Trader Talk

Companies keep buying their own stock in force, led by 'buyback monsters' like Home Depot

Key Points
  • Home Depot announced this week a massive $15 billion stock buyback, which would reduce the shares outstanding by about 7 percent.
  • Home Depot is in a class of corporations that could be called the "buyback monsters," companies that have reduced their share count outstanding by at least 25 percent since 2010.
  • Such financial "engineering" has been criticized for years, but there's little evidence that reducing the payout ratio would somehow magically improve profits.
Traders and financial professionals work at the opening bell on the floor of the New York Stock Exchange (NYSE), January 2, 2019.
Drew Angerer | Getty Images

Federal Reserve Chairman Jerome Powell sidestepped a verbal hand grenade in his Senate testimony.

Sen. John Kennedy, R-La., asked Powell where he stood on recent trial balloons to restrict the ability of corporations to buy back stock. Powell reflected for a moment and said that the allocation of capital has always been left to the private sector and "I would want to understand the consequences of changing that."

It was a perfect answer to a divisive question. After buying back shares worth a record of more than $900 billion last year, corporations have shown no signs of slowing down in 2019, which has already seen $190 billion in announced buybacks, according to The New York Times.

Home Depot, in addition to providing disappointing 2019 guidance, announced Tuesday a massive $15 billion stock buyback, which if fully implemented and not diluted with additional stock options would reduce the shares outstanding by about 7 percent.

Even by recent standards, the Home Depot buyback is a large one, but it is part of a pattern that goes back many years. Home Depot has reduced its shares outstanding by more than a third in less than 10 years:

Home Depot: Buyback monster

  • Shares outstanding in 2010: 1.7 billion
  • Shares outstanding today 1.1 billion
  • Share count reduction: 35 percent

Home Depot is in a class of corporations I call "buyback monsters," companies that have reduced their share count outstanding by at least 25 percent since 2010. It is by no means alone.

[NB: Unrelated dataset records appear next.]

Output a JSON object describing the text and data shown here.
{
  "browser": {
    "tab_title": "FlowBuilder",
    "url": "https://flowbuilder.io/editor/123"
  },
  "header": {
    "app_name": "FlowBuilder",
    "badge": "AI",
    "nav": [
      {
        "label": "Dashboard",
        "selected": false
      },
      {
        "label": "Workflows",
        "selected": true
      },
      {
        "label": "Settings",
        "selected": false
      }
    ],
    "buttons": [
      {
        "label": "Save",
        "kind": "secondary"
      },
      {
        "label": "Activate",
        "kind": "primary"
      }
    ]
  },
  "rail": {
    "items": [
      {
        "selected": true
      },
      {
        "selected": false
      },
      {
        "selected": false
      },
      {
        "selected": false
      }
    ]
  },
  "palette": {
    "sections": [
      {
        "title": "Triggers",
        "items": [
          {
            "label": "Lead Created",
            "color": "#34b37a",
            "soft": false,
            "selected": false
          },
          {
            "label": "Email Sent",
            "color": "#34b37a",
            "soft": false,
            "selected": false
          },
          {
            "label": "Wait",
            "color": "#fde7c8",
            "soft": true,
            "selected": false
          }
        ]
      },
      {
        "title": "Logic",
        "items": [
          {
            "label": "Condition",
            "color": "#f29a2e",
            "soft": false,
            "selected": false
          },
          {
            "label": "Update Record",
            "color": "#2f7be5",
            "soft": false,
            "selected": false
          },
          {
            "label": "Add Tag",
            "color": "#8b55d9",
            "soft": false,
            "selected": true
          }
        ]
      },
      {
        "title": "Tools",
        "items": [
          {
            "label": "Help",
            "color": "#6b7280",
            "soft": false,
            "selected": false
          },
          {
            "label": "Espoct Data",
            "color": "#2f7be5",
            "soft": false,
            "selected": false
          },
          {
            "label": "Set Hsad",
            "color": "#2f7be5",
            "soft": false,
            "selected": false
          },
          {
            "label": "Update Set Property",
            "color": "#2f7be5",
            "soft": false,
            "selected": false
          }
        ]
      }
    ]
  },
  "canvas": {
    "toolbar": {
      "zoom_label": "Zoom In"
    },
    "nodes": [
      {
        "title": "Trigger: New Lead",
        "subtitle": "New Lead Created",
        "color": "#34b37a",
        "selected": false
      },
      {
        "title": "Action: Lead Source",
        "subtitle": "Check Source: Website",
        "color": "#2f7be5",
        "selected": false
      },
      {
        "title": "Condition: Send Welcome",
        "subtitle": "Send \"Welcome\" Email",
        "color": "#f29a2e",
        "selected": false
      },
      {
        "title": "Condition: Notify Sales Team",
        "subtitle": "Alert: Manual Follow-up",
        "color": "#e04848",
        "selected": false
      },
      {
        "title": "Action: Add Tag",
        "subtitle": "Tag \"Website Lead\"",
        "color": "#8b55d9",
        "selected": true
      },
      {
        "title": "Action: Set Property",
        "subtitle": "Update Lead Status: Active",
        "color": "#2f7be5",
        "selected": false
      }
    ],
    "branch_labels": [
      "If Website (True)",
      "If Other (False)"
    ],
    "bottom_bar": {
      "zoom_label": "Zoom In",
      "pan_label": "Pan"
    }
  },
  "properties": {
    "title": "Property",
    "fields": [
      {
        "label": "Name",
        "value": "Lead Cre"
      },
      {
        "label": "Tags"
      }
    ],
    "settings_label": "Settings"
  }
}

Nearly 80 companies in the have reduced their share count by at least 25 percent since 2010, and more than 100 (20 percent) have reduced their share count by 20 percent or more, including some of the best-known companies in America:

Buyback monsters

Share count reduction since 2010:

  • Travelers: 51 percent
  • AutoZone: 48 percent
  • Kohl's: 46 percent
  • Northrup Grumman: 45 percent
  • Lowe's: 44 percent
  • Gap: 42 percent
  • IBM: 32 percent
  • Apple: 26 percent

Source: S&P Global

What does it all mean and why are so many upset about all these buybacks? The implications are fairly clear: All other metrics being equal, Home Depot's 35 percent share count reduction means that earnings appear 35 percent better, without any change in "fundamentals" like revenues, costs or taxes.

No wonder corporations are so enamored with them.

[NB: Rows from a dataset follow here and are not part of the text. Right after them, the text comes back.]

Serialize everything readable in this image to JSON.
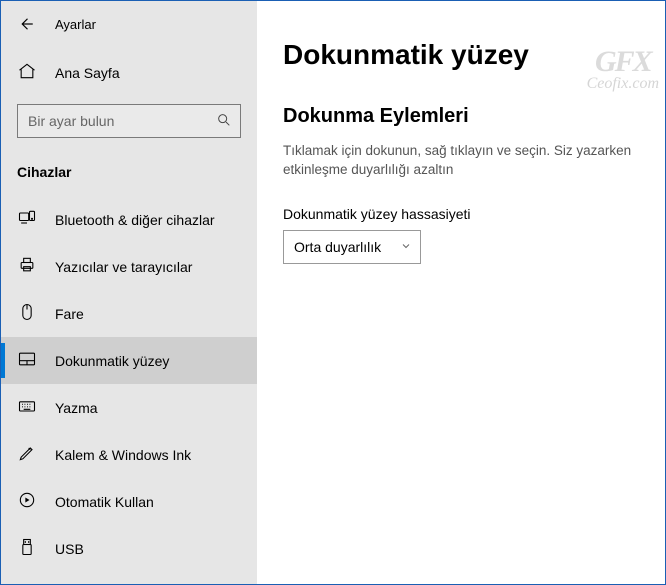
{
  "titlebar": {
    "app_title": "Ayarlar"
  },
  "sidebar": {
    "home_label": "Ana Sayfa",
    "search_placeholder": "Bir ayar bulun",
    "category_label": "Cihazlar",
    "items": [
      {
        "label": "Bluetooth & diğer cihazlar",
        "name": "sidebar-item-bluetooth"
      },
      {
        "label": "Yazıcılar ve tarayıcılar",
        "name": "sidebar-item-printers"
      },
      {
        "label": "Fare",
        "name": "sidebar-item-mouse"
      },
      {
        "label": "Dokunmatik yüzey",
        "name": "sidebar-item-touchpad",
        "active": true
      },
      {
        "label": "Yazma",
        "name": "sidebar-item-typing"
      },
      {
        "label": "Kalem & Windows Ink",
        "name": "sidebar-item-pen"
      },
      {
        "label": "Otomatik Kullan",
        "name": "sidebar-item-autoplay"
      },
      {
        "label": "USB",
        "name": "sidebar-item-usb"
      }
    ]
  },
  "main": {
    "page_title": "Dokunmatik yüzey",
    "section_title": "Dokunma Eylemleri",
    "section_desc": "Tıklamak için dokunun, sağ tıklayın ve seçin. Siz yazarken etkinleşme duyarlılığı azaltın",
    "sensitivity_label": "Dokunmatik yüzey hassasiyeti",
    "sensitivity_value": "Orta duyarlılık"
  },
  "watermark": {
    "big": "GFX",
    "small": "Ceofix.com"
  }
}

This hasn't stopped several Senators from making proposals to curb buybacks. Sens. Chuck Schumer, D-N.Y., and Bernie Sanders, I-Vt., have proposed that companies meet minimum requirements before being allowed to buy back stock, including a minimum pay level and benefits. Sen. Marco Rubio, R-Fla., wants to reduce the tax advantages of buybacks by raising the rate paid by investors who sell their shares back to the company.

This kind of financial "engineering" has been criticized for years. But there seems to be precious little evidence that reducing the payout ratio — the percent of profits that are returned to investors through dividends and, by extension, through buybacks — would somehow magically improve profits. There also doesn't seem to be much evidence that corporations would automatically start spending more money on capital investments as an alternative. It's even doubtful that this would be the best long-term strategy: Throwing money into capital investments may not be an effective return on investment either. Corporations are perfectly capable of making boneheaded investments.

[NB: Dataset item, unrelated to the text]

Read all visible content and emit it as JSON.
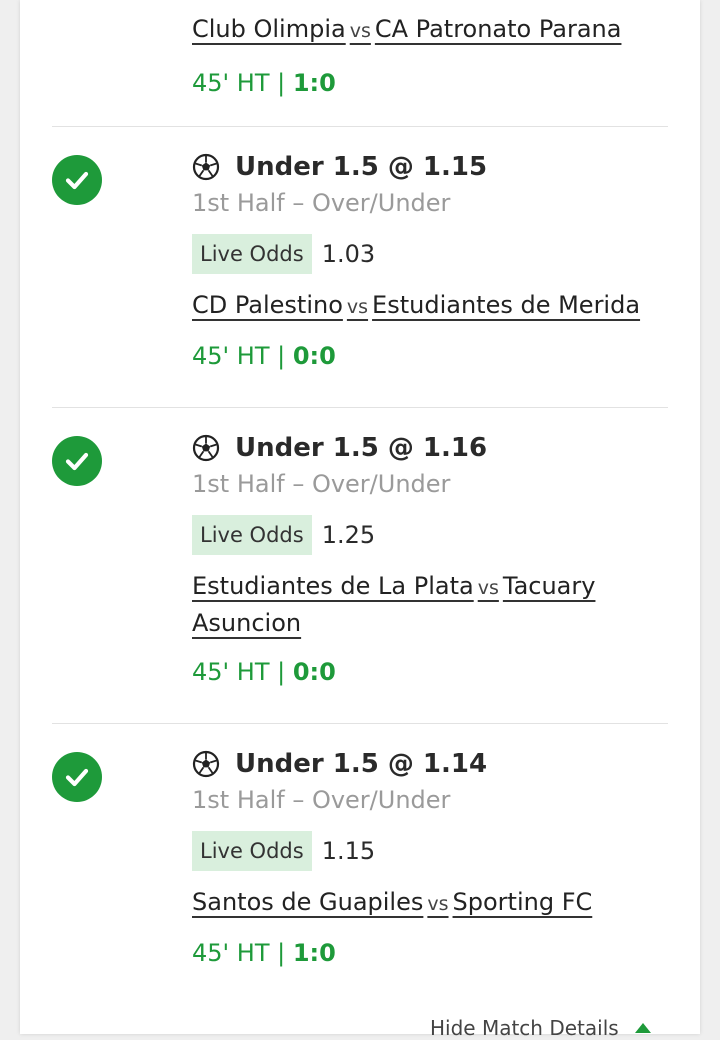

Do buybacks contribute to income inequality? To the extent that reducing shares outstanding improves the earnings picture, you can certainly argue that.

It's also true that U.S. CEOs make far more money than their counterparts elsewhere, partly due to stock options, and whether they are worth that extra pay is a discussion worth having.

But the root of the problem is that the stock market has become a rich man's game. A widely cited 2013 study by New York University economist Edward Wolff determined that the top 10 percent of the nation's households by net worth own 84 percent of the stock market; the top 20 percent own 94 percent.

That means the bottom 80 percent own a measly 6 percent of the stock market.

Far better would be proposals to expand ownership of the stock market by making it easier to save for retirement. Expect more sensible proposals like this from The Wall Street Journal's Jason Zweig on improving 401(k) investing.

This is the hornet's nest that Powell stepped into. The Fed — and Congress — should indeed understand the consequences of changing that before stepping in and dictating to corporate America how it should spend its profits.